Le jeu vidéo a compris depuis longtemps que les mythes grecques représentent un inestimable trésor dans lequel il suffit de piocher afin de ressortir des univers prompts à faire rêver plus d'un joueur. Les exemples ne manquent pas et si God of War ou Titan Quest ont récemment remis ce florissant univers au goût du jour, Rise of The Argonauts leur emboîte le pas en optant pour une approche différente. Ainsi, en choisissant le genre aventure/action, Liquid Entertainment a pu peaufiner son histoire par le biais de très nombreux dialogues émaillant l'aventure. On pourrait d'ailleurs les comparer à des sortes de joutes verbales puisqu'à l'image d'un Mass Effect, pour ne citer que ce dernier, vous devrez très souvent choisir vos réponses afin d'orienter la discussion. De plus, chaque réponse étant liée à un des quatre dieux auxquels vous avez prêté allégeance, de vos choix dépendront grandement votre façon de vous battre. Cela vous semble confus ? Dans ce cas, quelques explications s'imposent.

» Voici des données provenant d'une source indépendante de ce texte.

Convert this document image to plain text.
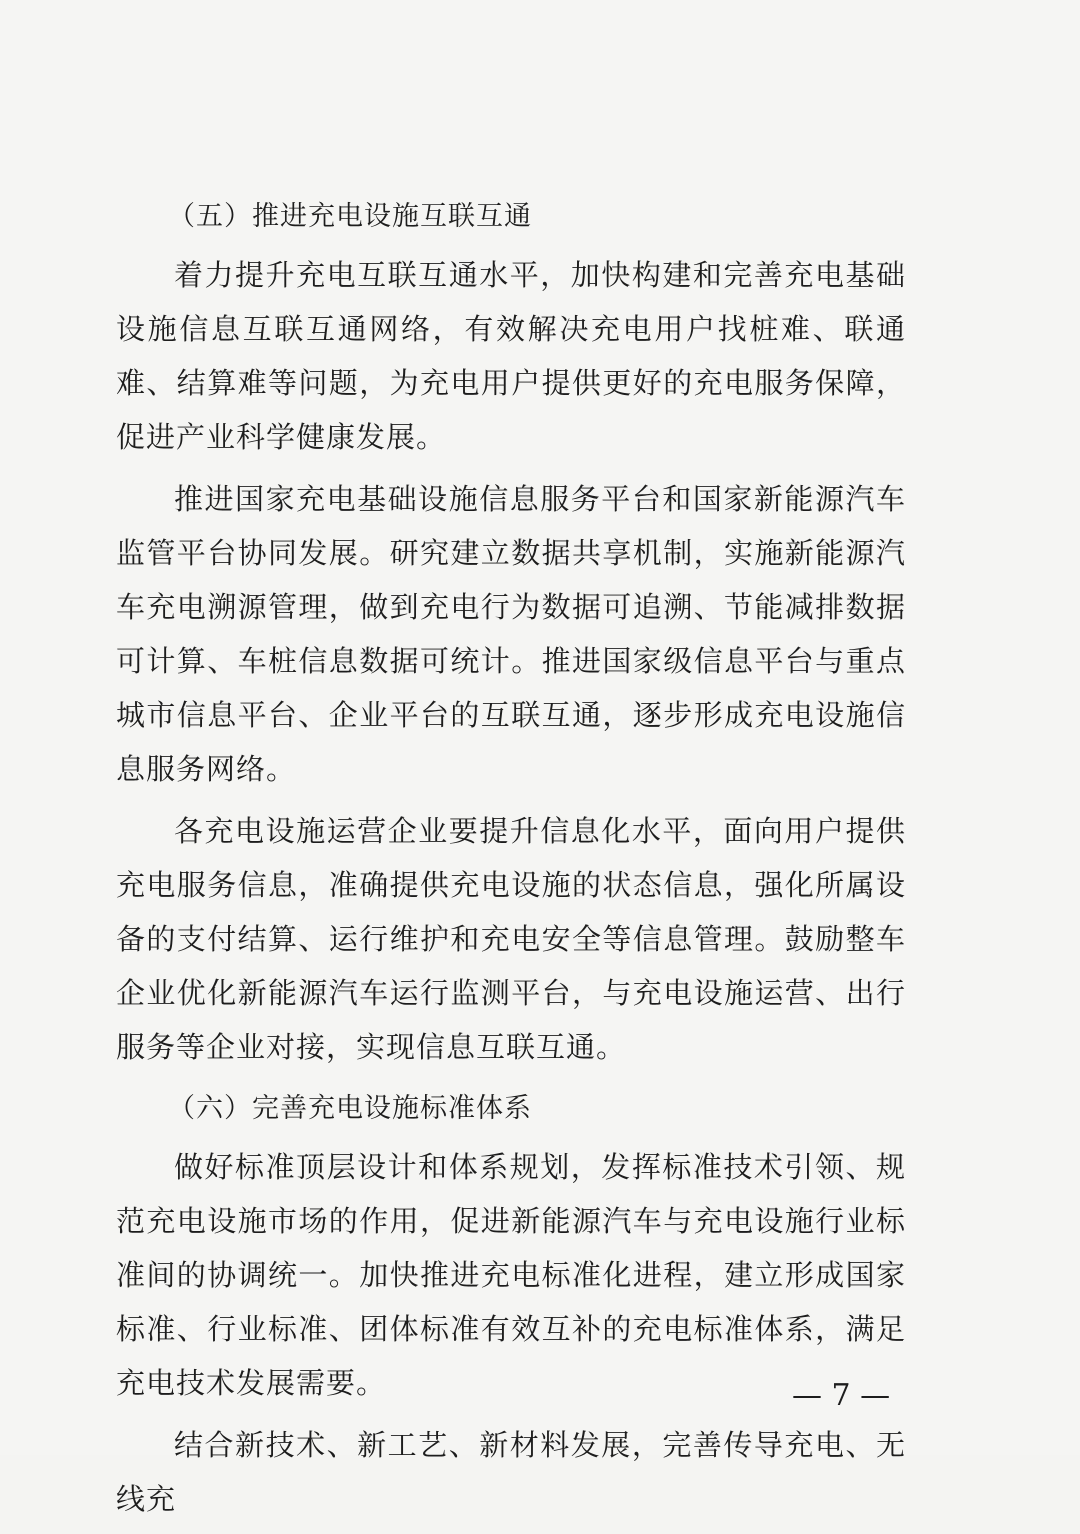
（五）推进充电设施互联互通

着力提升充电互联互通水平，加快构建和完善充电基础设施信息互联互通网络，有效解决充电用户找桩难、联通难、结算难等问题，为充电用户提供更好的充电服务保障，促进产业科学健康发展。

推进国家充电基础设施信息服务平台和国家新能源汽车监管平台协同发展。研究建立数据共享机制，实施新能源汽车充电溯源管理，做到充电行为数据可追溯、节能减排数据可计算、车桩信息数据可统计。推进国家级信息平台与重点城市信息平台、企业平台的互联互通，逐步形成充电设施信息服务网络。

各充电设施运营企业要提升信息化水平，面向用户提供充电服务信息，准确提供充电设施的状态信息，强化所属设备的支付结算、运行维护和充电安全等信息管理。鼓励整车企业优化新能源汽车运行监测平台，与充电设施运营、出行服务等企业对接，实现信息互联互通。

（六）完善充电设施标准体系

做好标准顶层设计和体系规划，发挥标准技术引领、规范充电设施市场的作用，促进新能源汽车与充电设施行业标准间的协调统一。加快推进充电标准化进程，建立形成国家标准、行业标准、团体标准有效互补的充电标准体系，满足充电技术发展需要。

结合新技术、新工艺、新材料发展，完善传导充电、无线充

— 7 —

Tout héros que vous êtes vous aurez besoin de la protection de vos dieux. Dans le cas de Rise of the Argonauts ce seront Arès, Hermés, Apollon et Athéna qui répondront présents. Chacune de ces déités vous aidera à améliorer une de vos trois armes ainsi que votre bouclier. De fait, les volontés des dieux, symbolisées par vos réponses lors des conversations ou vos actes ici appelés grâces, vous permettront de récupérer des points d'aspects. Ces points vous serviront alors à compléter un arbre de techniques, propre à chaque démiurge, afin de gagner des compétences, de nouvelles attaques, des pouvoirs divins (accessibles par le biais de la croix de direction) ou à améliorer vos statistiques. Ainsi, réfléchissez bien avant d'agir et optez toujours pour des décisions allant dans le sens du dieu disposant des améliorations vous intéressant le plus. Au final, l'idée est séduisante et renforce un système bien pensé proposant de personnaliser son personnage comme on le souhaite. Pour autant, on regrette que le jeu s'empêtre rapidement dans une construction assez linéaire et des combats redondants.
Tout d'abord, sachez que le soft s'articule autour de cinq îles même si une fois écumé chacune d'entre elles, vous devrez visiter le Tartare. Si votre but sera de retrouver les descendants de chaque Dieu pour vous aider à atteindre la Toison d'or, vous devrez passer bien des épreuves afin de pouvoir toucher votre objectif du doigt. Ne vous faites donc pas prier pour parler à toutes les personnes qui croiseront votre route puisque ce sont elles, la plupart du temps, qui vous donneront des quêtes (annexes ou obligatoires) à remplir. Bien que celles-ci soient parfois intéressantes, il est dommage de constater à quel point la résolution de ces requêtes nous oblige le plus souvent à d'incessants allers-retours au sein d'une même île. Au final, on souffre un peu de ces longues pérégrinations d'autant que les ralentissements sont légion et qu'on note de gros problèmes de "pathfinding" à même de bloquer nos chères Argonautes devant un simple élément du décor. En parlant de bugs, on citera aussi quelques rares freezes ou NPC ne s'affichant pas. Bref, on a beau être habitué avec l'Unreal Engine 3, cela reste frustrant et quelque peu déstabilisant. Mais étonnamment, nonobstant ces défauts, on prend du plaisir à parcourir ces hauts lieux touristiques. Difficile à expliquer même si l'ambiance véhiculée par les décors et nos rencontres n'est pas étrangère à cet état de faits.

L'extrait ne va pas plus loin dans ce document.